Etliche Wochen später hielt die Besitzerin mich auf der Straße an, pöbelte rum. Wie ich das hätte tun können, Panja hätte mich so geliebt. Ich versuchte ruhig zu bleiben und sagte nur: Grade weil ich ihn auch geliebt habe.
Ich hätte ihr gern deutlich gesagt, daß sie nix für seine Krankheit konnte, aber ihn viel zu lange unnötig gequält hatte. Aber das brachte ich nicht fertig, ich hätte wahrscheinlich nur geheult. Und ich wußte tief im Inneren, daß diese Frau auch sehr wohl wußte was sie getan hatte.
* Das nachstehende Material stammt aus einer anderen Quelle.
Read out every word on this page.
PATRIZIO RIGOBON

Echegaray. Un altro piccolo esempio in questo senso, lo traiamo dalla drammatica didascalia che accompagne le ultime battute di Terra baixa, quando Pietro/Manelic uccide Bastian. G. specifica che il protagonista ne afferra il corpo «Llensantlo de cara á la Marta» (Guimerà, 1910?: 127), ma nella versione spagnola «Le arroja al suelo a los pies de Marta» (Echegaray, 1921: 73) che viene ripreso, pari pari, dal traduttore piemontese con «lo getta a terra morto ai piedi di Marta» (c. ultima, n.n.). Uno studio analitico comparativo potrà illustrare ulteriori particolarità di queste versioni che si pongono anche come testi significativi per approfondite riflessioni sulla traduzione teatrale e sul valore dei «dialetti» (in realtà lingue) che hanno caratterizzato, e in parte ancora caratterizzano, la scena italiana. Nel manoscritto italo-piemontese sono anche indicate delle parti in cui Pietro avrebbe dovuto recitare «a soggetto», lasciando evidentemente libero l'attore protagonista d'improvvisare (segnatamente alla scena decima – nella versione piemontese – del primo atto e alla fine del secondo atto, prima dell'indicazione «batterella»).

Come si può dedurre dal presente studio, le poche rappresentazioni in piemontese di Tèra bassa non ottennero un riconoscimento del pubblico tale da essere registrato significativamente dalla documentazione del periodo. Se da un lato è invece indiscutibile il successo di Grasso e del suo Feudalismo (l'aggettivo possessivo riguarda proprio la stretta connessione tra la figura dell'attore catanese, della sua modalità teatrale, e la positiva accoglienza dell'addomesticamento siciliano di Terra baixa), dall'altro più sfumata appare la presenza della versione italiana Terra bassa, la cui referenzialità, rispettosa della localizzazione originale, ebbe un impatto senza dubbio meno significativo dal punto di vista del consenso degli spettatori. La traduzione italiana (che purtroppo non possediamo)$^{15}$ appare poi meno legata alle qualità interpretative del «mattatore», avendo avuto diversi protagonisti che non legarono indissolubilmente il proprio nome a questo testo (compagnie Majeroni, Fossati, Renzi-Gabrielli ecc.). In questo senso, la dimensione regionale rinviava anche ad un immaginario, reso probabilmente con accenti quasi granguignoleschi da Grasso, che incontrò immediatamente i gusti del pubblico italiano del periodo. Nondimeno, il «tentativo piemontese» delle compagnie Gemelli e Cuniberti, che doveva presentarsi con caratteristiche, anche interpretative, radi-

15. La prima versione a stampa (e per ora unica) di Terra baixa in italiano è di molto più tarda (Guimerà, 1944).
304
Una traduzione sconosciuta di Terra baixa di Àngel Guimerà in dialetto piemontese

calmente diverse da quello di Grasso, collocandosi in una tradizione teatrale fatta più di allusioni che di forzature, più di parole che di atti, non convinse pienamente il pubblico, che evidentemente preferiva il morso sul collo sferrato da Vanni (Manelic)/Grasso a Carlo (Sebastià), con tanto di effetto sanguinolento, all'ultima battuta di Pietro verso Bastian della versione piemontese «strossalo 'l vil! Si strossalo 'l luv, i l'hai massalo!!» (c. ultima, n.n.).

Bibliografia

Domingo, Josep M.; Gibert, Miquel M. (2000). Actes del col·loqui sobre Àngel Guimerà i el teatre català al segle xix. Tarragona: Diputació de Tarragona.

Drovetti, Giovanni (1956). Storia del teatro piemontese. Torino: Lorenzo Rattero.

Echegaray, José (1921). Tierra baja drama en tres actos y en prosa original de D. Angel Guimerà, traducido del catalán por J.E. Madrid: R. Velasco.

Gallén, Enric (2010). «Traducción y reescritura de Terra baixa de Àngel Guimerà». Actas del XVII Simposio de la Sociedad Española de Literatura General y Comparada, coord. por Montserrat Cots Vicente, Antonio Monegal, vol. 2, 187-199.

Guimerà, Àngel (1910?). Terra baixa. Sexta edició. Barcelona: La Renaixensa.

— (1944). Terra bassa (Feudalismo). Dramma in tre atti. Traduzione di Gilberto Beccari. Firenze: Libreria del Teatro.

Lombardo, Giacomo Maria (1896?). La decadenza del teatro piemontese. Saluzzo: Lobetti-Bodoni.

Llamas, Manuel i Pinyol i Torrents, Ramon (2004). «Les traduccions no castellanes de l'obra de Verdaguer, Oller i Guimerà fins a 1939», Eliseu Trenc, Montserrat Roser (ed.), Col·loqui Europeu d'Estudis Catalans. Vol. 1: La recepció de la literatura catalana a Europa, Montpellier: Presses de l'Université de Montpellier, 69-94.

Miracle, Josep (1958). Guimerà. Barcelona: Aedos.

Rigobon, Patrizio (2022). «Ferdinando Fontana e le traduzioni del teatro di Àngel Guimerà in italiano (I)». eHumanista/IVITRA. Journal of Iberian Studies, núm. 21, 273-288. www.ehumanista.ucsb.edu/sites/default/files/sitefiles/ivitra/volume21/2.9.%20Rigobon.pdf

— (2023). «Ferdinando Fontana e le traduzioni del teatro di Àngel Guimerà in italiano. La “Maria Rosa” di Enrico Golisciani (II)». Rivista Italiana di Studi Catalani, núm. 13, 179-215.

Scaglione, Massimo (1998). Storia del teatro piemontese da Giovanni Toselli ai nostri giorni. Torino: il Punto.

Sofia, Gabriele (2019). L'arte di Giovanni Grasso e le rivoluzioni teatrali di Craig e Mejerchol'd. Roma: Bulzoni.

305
Jedes Mal wenn ich in dem kleinen Wald bin, in dem wir so oft waren (im normalen Park waren wir anfangs nicht, weil er bei jedem Hund ein Riesengetöse machte) hab ich das Gefühl, daß Panja bei mir ist.
Es tut furchtbar weh wenn man weiß, daß ein Hund nur so ein kurzes Leben hatte und so wenig davon genießen durfte. Die drei Wochen mit uns waren wohl wirklich der Höhepunkt für ihn. Und ich hoffe dort oben hinter der Brücke darf er wieder Fellow anhimmeln und wartet mit ihr zusammen auf mich.